Distillerie Balblair, Edderton, Highlands, Écosse

Il y a un bout de temps, à une époque presque immémoriale, lors d’une soirée embrumée du Club de Scotch Whisky de Québec, je me suis vu offert un verre d’un malt d’une des seules distilleries écossaises fonctionnant exclusivement avec des millésimes plutôt qu’avec des énoncés d’âge, je parle ici d’un bon vieux Balblair 2002.

De sa fondation en 1790 jusqu’ici, tous les embouteillages de Balblair sont sélectionnés avec précision uniquement lorsqu’ils sont à leur summum, peu importe leur âge, pour que la seule donnée qui importe soit l’année de distillation, indépendamment du moment de l’embouteillage.

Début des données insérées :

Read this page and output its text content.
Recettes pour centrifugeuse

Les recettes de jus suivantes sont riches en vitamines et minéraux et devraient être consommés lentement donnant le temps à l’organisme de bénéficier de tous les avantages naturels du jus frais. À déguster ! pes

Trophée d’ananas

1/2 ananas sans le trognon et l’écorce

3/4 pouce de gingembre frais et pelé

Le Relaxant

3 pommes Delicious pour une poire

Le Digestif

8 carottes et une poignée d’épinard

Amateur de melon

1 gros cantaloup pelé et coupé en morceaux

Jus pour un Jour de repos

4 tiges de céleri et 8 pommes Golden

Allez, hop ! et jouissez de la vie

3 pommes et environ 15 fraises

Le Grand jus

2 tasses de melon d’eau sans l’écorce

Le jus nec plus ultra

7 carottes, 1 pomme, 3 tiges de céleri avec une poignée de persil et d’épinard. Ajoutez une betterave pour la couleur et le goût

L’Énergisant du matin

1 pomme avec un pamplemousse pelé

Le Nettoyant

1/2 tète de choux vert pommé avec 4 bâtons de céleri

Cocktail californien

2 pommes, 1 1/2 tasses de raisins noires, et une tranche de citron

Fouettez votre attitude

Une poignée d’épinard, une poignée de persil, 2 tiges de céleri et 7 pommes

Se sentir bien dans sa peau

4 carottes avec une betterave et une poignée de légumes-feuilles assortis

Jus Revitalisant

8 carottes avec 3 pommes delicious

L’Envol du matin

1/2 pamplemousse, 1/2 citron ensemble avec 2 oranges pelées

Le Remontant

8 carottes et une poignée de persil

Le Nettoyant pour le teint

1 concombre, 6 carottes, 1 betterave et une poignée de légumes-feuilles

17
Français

Le Balblair 2002 a été embouteillé en 2012, donc pas besoin d’être trop calé en mathématiques pour en deviner l’âge.

Comme le disait si bien le mathématicien, physicien et philosophe français René Descartes (1596-1650) :

Si l’esprit d’un homme s’égare, faites-lui étudier les mathématiques car dans les démonstrations, pour peu qu’il s’écarte, il sera obligé de recommencer.

Teint pâle. paille, foin, presque blanc.

Nez:
Frais et très floral, plein de vanille, chêne, caramel, citron et pommes vertes pas tout-à-fait mûres. Je sens une céréale, mais bizarrement plus proche du riz que d’autre chose. Un nez qui ne manque pas de variété, mais plutôt de finesse.

Bouche:
Vanille et jus de raisin blanc avec des notes de chêne plutôt prononcées nous inonde le palais. Légère vague d’agrumes et de bitters avec une touche de key lime pie qui part en force pour rapidement se faire oublier.

Finale:
Restants de chêne poussiéreux avec un arrière-goût un peu métallique. Trop amère et heureusement courte.

Équilibre:
Difficile. Nez trop discret, bouche trop affirmée. Construction solide, mais un essai assez douteux au niveau du raffinement.